Funkloch auf See: Schiffslotsen haben keinen Empfang
Große Frachter wie dieser kommen fast täglich über die deutsche Bucht ins Landesinnere.
Bild: dpa
Für unsereins ist ein Funkloch ärgerlich, aber in den meisten Fällen zu verkraften. Für Schiffslotsen können Funklöcher, wie sie vor allem an Elbe-, Weser- und auch Emsmündung auftreten, dagegen ganz schön gefährlich werden. Denn es ist heutzutage gang und gäbe, dass Schiffslotsen sich mit dem Laptop über das Mobilfunknetz einwählen, um so die Position anderer Schiffe und den Wasserstand sehen zu können. Das geschieht in der Regel schon von der Deutschen Bucht aus und ist für den reibungslosen Ablauf essenziell. Immer wieder laufen dort große Frachter auf, 2011 kam es sogar zu einem Zusammenstoß zweier Schiffe.
Das Problem mit dem Empfang ist auch wetterbedingt. So kommt es laut Ben Lodemann, Chef der Elblotsen in Hamburg, gerade bei Hochdruckwetter zu Empfangsproblemen. Dann würde sich das Funkloch über die gesamte Deutsche Bucht erstrecken. Eine solche Wetterlage macht nach Angaben des Deutschen Wetterdienstes ein knappes Drittel des Jahreswetters aus. Satellitentelefone hätten sie nicht, und der UKW-Schiffsfunk reiche nicht von der Elbmündung bis zum Hamburger Hafen, sagt Lodemann weiter.

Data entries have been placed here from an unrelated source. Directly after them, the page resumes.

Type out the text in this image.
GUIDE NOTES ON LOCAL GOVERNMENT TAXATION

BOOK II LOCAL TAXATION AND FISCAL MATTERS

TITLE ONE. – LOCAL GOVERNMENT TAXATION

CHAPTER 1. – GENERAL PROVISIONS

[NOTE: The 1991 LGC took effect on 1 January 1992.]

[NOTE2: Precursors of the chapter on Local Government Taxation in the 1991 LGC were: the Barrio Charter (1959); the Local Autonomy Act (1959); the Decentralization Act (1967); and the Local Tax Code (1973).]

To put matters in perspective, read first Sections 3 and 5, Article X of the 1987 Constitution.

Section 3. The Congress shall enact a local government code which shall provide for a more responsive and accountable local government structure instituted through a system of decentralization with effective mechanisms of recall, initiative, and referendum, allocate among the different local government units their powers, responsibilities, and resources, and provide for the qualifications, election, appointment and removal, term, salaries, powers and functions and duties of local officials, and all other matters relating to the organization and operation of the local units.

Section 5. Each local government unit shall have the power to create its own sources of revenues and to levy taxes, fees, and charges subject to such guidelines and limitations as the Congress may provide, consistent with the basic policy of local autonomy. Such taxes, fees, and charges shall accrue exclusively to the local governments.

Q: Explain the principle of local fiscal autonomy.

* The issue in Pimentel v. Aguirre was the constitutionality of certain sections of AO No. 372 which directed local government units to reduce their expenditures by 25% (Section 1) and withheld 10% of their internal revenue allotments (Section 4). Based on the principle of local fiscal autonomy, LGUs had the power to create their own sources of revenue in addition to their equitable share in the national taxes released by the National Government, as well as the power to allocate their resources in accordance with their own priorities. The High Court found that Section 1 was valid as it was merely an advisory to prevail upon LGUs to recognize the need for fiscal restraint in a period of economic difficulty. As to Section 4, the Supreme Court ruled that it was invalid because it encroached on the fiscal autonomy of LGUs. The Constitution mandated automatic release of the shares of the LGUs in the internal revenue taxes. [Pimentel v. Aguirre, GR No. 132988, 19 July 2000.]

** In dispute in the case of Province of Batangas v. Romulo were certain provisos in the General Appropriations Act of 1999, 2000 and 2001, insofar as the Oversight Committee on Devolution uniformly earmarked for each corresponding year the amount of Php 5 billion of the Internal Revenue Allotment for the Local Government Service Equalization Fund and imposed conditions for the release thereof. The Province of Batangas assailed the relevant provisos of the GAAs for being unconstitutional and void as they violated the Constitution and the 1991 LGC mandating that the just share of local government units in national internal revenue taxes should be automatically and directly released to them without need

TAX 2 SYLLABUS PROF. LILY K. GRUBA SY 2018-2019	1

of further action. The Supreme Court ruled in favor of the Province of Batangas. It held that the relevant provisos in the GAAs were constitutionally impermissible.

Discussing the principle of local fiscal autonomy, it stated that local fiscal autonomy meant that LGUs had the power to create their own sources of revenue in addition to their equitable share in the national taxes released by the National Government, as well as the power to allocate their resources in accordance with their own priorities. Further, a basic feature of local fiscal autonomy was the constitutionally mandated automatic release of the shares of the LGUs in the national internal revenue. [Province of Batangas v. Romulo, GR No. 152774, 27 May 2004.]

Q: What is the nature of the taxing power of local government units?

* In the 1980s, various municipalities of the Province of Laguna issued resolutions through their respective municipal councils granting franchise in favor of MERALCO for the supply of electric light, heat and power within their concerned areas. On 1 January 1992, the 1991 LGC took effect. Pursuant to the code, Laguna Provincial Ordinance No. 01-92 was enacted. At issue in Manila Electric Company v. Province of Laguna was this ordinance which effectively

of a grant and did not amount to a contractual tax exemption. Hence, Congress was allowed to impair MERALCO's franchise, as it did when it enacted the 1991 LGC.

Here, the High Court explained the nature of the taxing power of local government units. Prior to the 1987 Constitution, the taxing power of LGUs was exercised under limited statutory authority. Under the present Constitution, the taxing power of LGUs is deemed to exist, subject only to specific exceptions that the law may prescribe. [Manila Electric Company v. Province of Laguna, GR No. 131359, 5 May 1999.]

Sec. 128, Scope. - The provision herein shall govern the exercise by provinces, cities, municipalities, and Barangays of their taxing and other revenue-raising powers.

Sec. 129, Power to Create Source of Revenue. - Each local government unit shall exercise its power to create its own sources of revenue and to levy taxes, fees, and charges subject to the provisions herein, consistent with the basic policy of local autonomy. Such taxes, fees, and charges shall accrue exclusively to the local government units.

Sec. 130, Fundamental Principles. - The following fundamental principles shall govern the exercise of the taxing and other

Grundsätzlich gibt es auch die Möglichkeit, ohne Mobilfunk an Informationen zu kommen. Dann müssen die Lotsen ihr Stationsschiff anfunken, das ruft bei der Lotsenzentrale an, die wiederum ruft beim Hafenbetriebsbüro an und von dort nimmt die Information den gleichen Weg zurück. Wer als Kind Stille Post gespielt hat weiß, wie hoch die Fehlerquote bei einer solchen Aneinanderreihung von Übermittlern sein kann.
Warum eigentlich Mobilfunk?
Große Frachter wie dieser kommen fast täglich über die deutsche Bucht ins Landesinnere.
Bild: dpa
Doch warum werden Informationen von solch großer Bedeutung über das Mobilfunknetz übermittelt? Der UKW-Funk der Schiffe reiche nicht von der Elbmündung bis zum Hamburger Hafen, erklärt Lodemann. Mit Satellitentelefonen hätte man vermutlich mehr Erfolg, die aber sind sehr teuer. Also warum wird das Mobilfunknetz nicht ausgebaut?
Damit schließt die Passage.